A foundation primer may work like a moisturizer, or it may absorb oil with salicylic acid to aid in creating a less oily, more matte appearance. Some contain antioxidants such as A, C, and E, or other ingredients such as grape seed extract and green tea extract. There are water-based and silicon-based foundation primers. Ingredients may include cyclomethicone and dimethicone. Some primers do not contain preservatives, oil or fragrance. Some may also have sun protection factor (SPF). Some foundation primers are tinted to even out or improve skin tone or color. Others give a pearlized finish to make the complexion more light-reflective. There are also foundation primers, which are mineral-based primers which contain mica and silica.

Eyelid or eye shadow primers are similar but made specifically for use near the eyes. An eyelid primer may help even the color of the lid and upper eye area, may reduce oiliness, may add shimmer, or inversely may mattify. Eye primers aid in the smooth application of eye shadow, prevent it from accumulating in eyelid creases, and improve its longevity.
Eye shadow primers are applied to the eyelid and lower eye area before the application of eye shadow. They even out the skin tone of the eyelids, hide eyelid veins, and smooth out the skin of the eyelids. Eye shadow primers help with the application of eye shadows. They intensify the color of the eye shadows and keep them from smearing or creasing by reducing the oiliness of the lids. Some eye shadows even state in the instruction sheet that they are recommended for usage over the eye shadow primer. There is a real difference in the eye shadow color and time of wear when it is used over the primer on bare skin.

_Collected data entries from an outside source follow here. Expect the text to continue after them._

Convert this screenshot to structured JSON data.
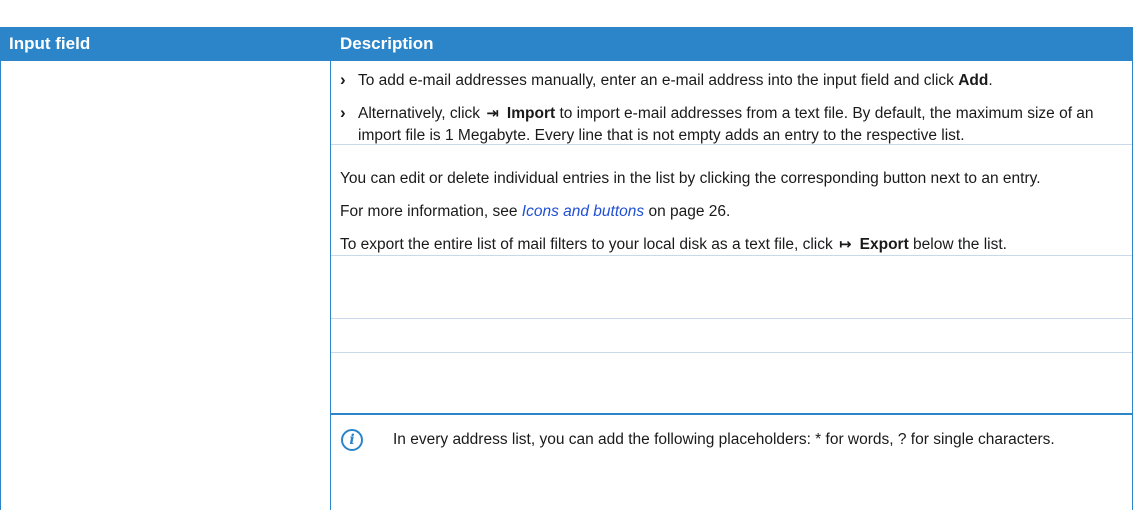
{
  "header": {
    "col1": "Input field",
    "col2": "Description"
  },
  "bullets": [
    {
      "pre": "To add e-mail addresses manually, enter an e-mail address into the input field and click ",
      "bold": "Add",
      "post": "."
    },
    {
      "pre": "Alternatively, click",
      "icon": "import-icon",
      "bold": "Import",
      "post": "to import e-mail addresses from a text file. By default, the maximum size of an import file is 1 Megabyte. Every line that is not empty adds an entry to the respective list."
    }
  ],
  "para_edit": "You can edit or delete individual entries in the list by clicking the corresponding button next to an entry.",
  "para_more": {
    "pre": "For more information, see ",
    "link": "Icons and buttons",
    "post": " on page 26."
  },
  "para_export": {
    "pre": "To export the entire list of mail filters to your local disk as a text file, click",
    "icon": "export-icon",
    "bold": "Export",
    "post": "below the list."
  },
  "note": {
    "icon": "info-icon",
    "icon_glyph": "i",
    "text": "In every address list, you can add the following placeholders: * for words, ? for single characters."
  },
  "colors": {
    "accent": "#2c85c8",
    "link": "#1f4fd4"
  }
}
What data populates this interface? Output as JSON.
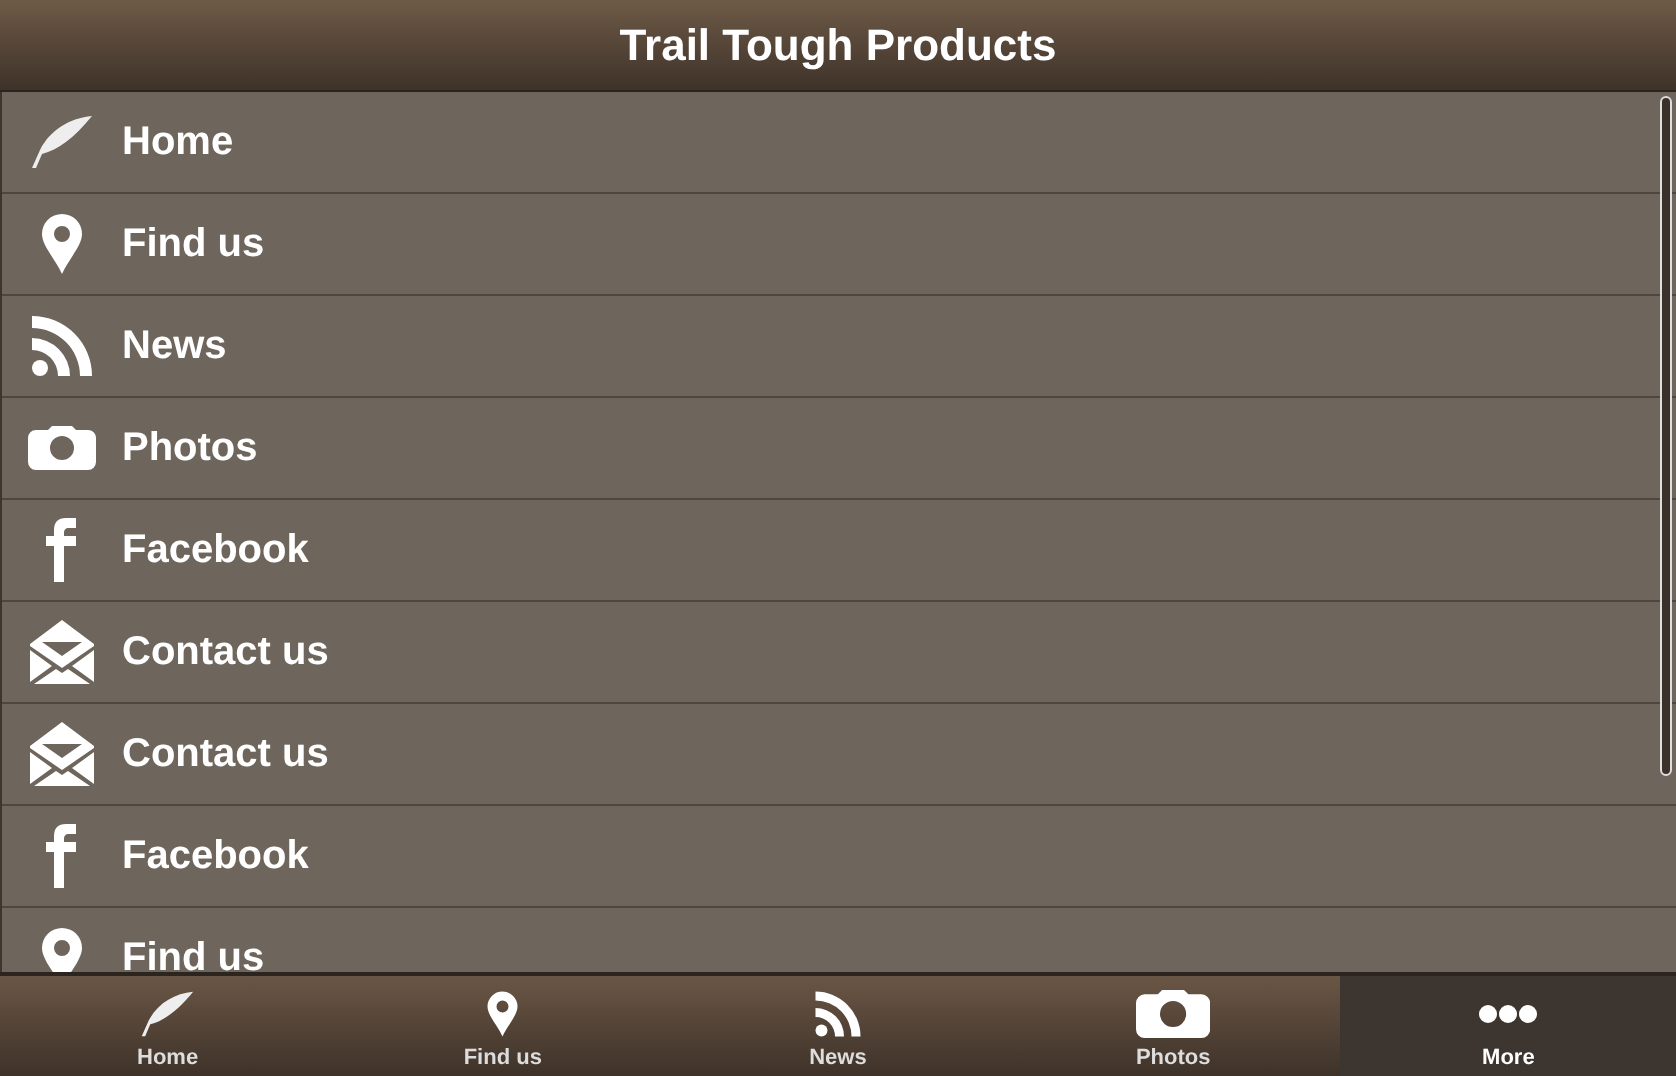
{
  "header": {
    "title": "Trail Tough Products"
  },
  "menu": [
    {
      "label": "Home",
      "kind": "feather"
    },
    {
      "label": "Find us",
      "kind": "pin"
    },
    {
      "label": "News",
      "kind": "rss"
    },
    {
      "label": "Photos",
      "kind": "camera"
    },
    {
      "label": "Facebook",
      "kind": "facebook"
    },
    {
      "label": "Contact us",
      "kind": "mail"
    },
    {
      "label": "Contact us",
      "kind": "mail"
    },
    {
      "label": "Facebook",
      "kind": "facebook"
    },
    {
      "label": "Find us",
      "kind": "pin"
    }
  ],
  "tabs": [
    {
      "label": "Home",
      "kind": "feather",
      "selected": false
    },
    {
      "label": "Find us",
      "kind": "pin",
      "selected": false
    },
    {
      "label": "News",
      "kind": "rss",
      "selected": false
    },
    {
      "label": "Photos",
      "kind": "camera",
      "selected": false
    },
    {
      "label": "More",
      "kind": "dots",
      "selected": true
    }
  ]
}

The effect of eye shadow primers is not limited to eye shadows. They also work for eyeliner and eye shadow bases.

Under-eye primer is designed to be applied before concealer to reduce the appearance of fine lines and wrinkles. It creates a smooth canvas for the concealer, which helps it last longer and prevents creasing.

Under-eye primers are specifically formulated to be gentle on delicate skin, often containing moisturizing or blurring ingredients.

Mascara primer is sometimes colorless. It usually thickens or lengthens the lashes before the application of mascara for a fuller finished look. It may also help keep mascara from smudging or flaking, and some claim that it can improve the health of the lashes.

Lip primers are intended to smooth the lips and help improve the application of lipstick or lip gloss, although exfoliating the lips is often recommended before applying. They also are intended to increase the longevity of lip color and to prevent lipstick from "feathering", that is, smearing past the lip vermilion, and especially from migrating into any fine lines around the lips.

Mattifying primers are a type of cosmetic primer used to create a smooth and even base for makeup application, with the added benefit of controlling oil and shine on the skin. Unlike regular makeup primers, the main purpose of a mattifying primer is to provide a matte finish that can last for hours, making it particularly useful for people with oily or combination skin. Excess oil on the skin can cause makeup to slide off or break down throughout the day, but by creating a matte base, mattifying primer helps to keep makeup in place and reduces the need for touch-ups. In addition, some mattifying primers contain ingredients that can help to blur the appearance of pores, fine lines, and other imperfections, creating a smoother-looking complexion. Overall, the use of mattifying primers has become increasingly popular in recent years due to their ability to address the common issue of oily skin, making them a valuable addition to many people's makeup routines.